Stanislaw Ulam realized that nuclear explosions could not yet be realistically contained in a combustion chamber. Such a project did briefly exist, named Helios, but its theoretical performance was so poor that it never got beyond the drawing board.

Instead, the Orion design would have worked by dropping fission or thermonuclear explosives out the rear of a vehicle, detonating them 200 feet (60 m) out, and catching the blast with a thick steel or aluminum pusher plate.

Large multi-story high shock absorbers (pneumatic springs) were to have absorbed the impulse from the plasma wave as it hit the pusher plate, spreading the millisecond shock wave over several seconds and thus giving an acceptable ride. The long arm pistons proved one of the most difficult design features but many members of the team said that this seemed solvable. Low pressure gas bags were also proposed as a primary shock absorber. The two sets of shock absorption systems were tuned to different frequencies to avoid resonance.

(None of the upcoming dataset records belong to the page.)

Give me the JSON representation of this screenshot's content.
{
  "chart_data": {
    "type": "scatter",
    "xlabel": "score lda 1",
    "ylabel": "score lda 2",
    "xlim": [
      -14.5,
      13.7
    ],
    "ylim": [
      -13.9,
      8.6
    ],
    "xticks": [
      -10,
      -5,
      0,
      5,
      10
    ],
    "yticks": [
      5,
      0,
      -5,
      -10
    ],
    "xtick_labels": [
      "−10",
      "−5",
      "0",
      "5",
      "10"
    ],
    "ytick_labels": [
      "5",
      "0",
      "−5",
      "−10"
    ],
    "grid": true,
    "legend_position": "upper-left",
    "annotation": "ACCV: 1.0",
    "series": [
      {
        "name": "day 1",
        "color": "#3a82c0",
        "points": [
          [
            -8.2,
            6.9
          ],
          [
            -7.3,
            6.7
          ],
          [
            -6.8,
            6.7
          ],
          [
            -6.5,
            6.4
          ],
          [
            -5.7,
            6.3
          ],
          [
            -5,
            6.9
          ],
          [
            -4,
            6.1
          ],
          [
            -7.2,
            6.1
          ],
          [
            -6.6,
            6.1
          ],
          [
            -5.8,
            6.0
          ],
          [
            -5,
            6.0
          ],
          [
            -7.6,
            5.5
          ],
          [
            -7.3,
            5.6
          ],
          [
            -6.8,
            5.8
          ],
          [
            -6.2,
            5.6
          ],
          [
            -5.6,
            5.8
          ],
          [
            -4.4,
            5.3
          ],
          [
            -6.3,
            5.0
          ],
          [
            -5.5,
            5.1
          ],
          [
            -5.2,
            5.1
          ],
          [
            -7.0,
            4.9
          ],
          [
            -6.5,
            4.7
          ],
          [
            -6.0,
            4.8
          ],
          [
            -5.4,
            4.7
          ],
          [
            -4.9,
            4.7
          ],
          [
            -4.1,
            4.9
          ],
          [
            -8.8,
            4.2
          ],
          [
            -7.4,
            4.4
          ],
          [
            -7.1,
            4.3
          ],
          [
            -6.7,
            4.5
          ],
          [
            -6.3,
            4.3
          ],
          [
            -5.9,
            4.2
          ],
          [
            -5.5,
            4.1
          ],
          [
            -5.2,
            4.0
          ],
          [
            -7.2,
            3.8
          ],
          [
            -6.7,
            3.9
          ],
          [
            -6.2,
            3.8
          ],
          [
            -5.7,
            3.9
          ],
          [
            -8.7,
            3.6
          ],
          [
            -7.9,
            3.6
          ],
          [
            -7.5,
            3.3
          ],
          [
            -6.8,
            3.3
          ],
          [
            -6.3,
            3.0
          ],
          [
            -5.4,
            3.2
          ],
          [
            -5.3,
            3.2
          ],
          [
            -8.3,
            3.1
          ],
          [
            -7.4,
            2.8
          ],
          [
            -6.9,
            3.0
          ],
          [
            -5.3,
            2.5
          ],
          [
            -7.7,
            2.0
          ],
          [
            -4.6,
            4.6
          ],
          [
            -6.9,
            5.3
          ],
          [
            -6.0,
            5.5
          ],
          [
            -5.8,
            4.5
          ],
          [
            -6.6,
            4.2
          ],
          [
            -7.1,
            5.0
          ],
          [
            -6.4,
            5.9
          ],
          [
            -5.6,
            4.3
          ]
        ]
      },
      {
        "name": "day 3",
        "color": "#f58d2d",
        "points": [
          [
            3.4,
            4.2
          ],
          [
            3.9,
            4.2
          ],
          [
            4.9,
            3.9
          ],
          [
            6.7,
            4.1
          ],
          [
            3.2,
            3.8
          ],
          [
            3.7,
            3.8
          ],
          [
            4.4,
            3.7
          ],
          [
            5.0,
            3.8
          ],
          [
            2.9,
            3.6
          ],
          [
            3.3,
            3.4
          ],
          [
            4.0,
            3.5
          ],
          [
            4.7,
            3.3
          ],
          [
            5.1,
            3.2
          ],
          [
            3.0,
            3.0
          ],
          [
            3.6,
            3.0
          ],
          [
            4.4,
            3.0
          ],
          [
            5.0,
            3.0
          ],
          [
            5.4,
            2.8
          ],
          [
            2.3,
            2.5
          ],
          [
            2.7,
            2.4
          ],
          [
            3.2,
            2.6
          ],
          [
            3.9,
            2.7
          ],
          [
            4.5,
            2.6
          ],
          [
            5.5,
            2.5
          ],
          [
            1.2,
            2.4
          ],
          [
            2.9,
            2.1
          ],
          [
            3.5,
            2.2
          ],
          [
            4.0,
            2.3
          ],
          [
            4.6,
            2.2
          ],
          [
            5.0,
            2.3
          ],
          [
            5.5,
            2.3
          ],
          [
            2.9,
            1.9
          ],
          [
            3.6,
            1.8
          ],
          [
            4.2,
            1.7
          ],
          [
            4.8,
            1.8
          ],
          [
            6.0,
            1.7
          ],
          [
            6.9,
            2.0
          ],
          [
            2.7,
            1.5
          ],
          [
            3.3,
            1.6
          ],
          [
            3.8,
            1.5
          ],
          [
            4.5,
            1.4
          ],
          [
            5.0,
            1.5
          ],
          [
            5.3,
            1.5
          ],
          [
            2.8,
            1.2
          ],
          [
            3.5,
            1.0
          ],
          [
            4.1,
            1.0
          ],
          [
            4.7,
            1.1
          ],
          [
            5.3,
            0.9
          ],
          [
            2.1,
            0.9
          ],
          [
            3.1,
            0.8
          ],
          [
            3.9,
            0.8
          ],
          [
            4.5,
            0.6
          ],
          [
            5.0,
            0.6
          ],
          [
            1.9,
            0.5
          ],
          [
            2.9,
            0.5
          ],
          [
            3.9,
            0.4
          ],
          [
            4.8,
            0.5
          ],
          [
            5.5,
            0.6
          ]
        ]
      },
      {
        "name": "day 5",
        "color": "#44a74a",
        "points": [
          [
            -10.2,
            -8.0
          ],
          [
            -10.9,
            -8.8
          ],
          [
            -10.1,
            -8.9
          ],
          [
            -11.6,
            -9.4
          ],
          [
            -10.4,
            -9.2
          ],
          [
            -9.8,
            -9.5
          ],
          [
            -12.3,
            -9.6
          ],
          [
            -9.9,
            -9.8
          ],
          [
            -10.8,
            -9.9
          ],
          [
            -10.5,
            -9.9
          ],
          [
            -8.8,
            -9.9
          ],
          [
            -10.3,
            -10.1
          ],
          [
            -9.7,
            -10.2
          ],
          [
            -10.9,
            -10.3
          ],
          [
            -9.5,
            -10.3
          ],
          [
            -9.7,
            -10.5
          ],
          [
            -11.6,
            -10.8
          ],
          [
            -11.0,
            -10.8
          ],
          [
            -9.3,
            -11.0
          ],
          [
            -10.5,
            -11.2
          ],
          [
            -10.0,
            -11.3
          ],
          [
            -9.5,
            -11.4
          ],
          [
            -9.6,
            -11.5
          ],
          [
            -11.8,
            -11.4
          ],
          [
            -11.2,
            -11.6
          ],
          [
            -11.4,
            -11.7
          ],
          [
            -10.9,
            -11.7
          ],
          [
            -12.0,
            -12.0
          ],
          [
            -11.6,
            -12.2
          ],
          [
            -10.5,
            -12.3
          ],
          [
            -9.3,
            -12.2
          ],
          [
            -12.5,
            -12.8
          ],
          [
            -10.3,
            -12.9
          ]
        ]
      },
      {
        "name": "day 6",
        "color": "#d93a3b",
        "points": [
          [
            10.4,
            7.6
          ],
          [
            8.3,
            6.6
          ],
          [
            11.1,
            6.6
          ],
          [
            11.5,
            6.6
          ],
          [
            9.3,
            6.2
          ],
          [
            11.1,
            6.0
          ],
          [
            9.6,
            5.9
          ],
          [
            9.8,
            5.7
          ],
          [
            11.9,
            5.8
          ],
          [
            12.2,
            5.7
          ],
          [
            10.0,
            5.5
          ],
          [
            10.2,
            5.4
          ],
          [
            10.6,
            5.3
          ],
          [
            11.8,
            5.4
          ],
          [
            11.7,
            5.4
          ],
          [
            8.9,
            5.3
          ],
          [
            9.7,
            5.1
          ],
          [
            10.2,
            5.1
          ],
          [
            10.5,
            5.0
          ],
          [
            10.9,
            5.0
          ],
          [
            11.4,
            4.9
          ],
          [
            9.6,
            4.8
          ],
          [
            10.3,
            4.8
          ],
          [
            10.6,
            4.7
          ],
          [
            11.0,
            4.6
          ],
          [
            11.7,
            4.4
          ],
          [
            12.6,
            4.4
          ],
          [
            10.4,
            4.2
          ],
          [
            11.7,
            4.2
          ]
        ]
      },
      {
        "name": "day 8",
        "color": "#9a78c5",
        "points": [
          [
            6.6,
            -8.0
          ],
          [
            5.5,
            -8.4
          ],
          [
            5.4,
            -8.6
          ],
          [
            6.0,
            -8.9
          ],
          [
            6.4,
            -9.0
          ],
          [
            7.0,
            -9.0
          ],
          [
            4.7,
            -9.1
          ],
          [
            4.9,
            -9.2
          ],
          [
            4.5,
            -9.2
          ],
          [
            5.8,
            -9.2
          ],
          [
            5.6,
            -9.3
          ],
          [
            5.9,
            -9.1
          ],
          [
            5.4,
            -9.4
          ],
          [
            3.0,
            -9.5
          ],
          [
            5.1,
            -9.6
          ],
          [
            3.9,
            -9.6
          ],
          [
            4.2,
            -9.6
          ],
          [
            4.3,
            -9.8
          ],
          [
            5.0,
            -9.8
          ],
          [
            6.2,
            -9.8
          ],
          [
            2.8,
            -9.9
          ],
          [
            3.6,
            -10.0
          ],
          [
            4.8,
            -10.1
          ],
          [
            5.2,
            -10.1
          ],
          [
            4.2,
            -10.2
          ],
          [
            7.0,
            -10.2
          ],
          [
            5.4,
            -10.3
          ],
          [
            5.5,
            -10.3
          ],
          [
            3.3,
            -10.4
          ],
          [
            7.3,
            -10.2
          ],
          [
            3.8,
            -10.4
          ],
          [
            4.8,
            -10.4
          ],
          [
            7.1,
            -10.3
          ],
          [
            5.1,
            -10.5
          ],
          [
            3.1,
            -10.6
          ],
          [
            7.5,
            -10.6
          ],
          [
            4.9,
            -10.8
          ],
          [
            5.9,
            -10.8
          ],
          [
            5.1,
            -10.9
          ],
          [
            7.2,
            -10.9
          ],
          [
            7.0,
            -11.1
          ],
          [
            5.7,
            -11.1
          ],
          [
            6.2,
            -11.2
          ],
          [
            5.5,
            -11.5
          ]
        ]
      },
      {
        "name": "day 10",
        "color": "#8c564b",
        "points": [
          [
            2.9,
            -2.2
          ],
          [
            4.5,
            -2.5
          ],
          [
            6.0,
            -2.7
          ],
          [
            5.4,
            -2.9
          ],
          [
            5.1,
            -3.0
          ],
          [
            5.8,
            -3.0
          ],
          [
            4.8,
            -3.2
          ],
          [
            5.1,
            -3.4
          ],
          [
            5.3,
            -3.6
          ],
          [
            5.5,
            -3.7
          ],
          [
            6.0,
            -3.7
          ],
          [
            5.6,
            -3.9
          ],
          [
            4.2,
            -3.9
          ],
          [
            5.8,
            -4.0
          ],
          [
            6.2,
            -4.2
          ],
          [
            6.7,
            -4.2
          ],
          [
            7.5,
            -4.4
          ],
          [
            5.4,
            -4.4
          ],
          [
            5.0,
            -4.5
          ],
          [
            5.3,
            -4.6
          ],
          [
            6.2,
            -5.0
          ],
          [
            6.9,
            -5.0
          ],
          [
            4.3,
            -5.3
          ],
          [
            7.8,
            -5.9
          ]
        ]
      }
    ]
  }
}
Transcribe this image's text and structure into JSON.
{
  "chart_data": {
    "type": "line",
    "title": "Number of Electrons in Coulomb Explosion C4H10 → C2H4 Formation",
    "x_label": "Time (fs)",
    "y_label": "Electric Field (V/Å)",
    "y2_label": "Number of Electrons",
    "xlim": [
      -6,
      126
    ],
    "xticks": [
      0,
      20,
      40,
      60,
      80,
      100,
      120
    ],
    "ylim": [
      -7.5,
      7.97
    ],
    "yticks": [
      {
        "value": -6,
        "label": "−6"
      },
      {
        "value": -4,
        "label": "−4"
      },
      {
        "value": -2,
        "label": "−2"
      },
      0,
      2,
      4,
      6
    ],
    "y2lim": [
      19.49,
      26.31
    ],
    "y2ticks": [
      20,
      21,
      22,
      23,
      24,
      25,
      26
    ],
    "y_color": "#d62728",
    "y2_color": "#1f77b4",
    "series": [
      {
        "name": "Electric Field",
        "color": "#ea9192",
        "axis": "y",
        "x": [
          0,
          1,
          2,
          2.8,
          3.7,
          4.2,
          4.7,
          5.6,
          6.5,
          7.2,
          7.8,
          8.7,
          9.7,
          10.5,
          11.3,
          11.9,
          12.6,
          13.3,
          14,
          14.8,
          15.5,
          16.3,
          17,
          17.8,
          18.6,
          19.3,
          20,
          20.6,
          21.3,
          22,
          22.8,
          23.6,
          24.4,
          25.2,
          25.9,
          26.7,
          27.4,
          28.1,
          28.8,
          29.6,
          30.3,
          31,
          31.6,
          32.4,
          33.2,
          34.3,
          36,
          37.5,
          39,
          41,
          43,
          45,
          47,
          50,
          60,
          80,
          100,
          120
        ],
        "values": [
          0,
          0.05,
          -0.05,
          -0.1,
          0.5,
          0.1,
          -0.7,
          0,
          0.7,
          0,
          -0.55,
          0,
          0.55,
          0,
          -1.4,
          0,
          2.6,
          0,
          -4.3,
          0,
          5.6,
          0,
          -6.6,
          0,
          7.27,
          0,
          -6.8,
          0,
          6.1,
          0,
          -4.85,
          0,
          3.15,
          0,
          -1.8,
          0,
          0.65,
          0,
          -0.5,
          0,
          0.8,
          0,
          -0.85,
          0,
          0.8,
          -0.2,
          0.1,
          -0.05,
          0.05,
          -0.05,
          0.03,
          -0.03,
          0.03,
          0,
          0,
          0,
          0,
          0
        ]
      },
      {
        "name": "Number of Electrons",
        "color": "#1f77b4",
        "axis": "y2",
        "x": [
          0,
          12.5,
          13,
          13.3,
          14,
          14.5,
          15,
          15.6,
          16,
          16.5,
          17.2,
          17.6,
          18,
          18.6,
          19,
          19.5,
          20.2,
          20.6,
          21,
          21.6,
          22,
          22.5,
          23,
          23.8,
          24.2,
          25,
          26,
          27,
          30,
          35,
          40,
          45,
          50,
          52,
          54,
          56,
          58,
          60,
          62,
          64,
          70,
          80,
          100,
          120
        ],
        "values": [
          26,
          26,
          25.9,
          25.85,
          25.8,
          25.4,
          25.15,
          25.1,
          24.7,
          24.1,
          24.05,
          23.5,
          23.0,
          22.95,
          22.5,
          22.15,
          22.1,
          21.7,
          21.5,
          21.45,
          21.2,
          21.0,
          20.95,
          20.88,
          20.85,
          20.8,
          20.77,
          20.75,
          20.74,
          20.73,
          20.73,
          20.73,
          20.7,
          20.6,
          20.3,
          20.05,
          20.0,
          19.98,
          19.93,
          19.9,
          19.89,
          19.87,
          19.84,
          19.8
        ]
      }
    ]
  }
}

One aspect of the proposed vessel seems counter-intuitive today; because of the force involved in the thermonuclear detonations and the need to absorb the energy without harm, large, massive vessel designs were actually more efficient. Early designs had crew compartments and storage areas that were several stories tall, as opposed to contemporary chemical rockets whose height was almost all multi-stage fuel tanks with relatively little payload.

Reaction mass for Orion would have been built into the bombs or dropped between 'pulses' to provide thrust. Polyethylene masses, garbage and sewage were all considered for use as reaction mass.

The smallest 4000 ton model planned for ground launch from Jackass Flats, Nevada had each blast add 30 mph (50 km/h) to the craft's velocity. A graphite based oil was to be sprayed on the pusher plate before each explosion to prevent ablation of the pusher plate. This sequence would be repeated thousands of times, like an atomic pogo stick.

Orion's potential performance was stunning, at least compared to today's chemical or even other nuclear designs. Jerry Pournelle, who is acquainted with the project and its ex-team leader Freeman Dyson, has been quoted as saying that a single mission could have provided us with a large permanent moon base. Alternatively an Orion could reach Pluto and return to Earth inside of a year. Single stage to Mars and back also seemed to be possible.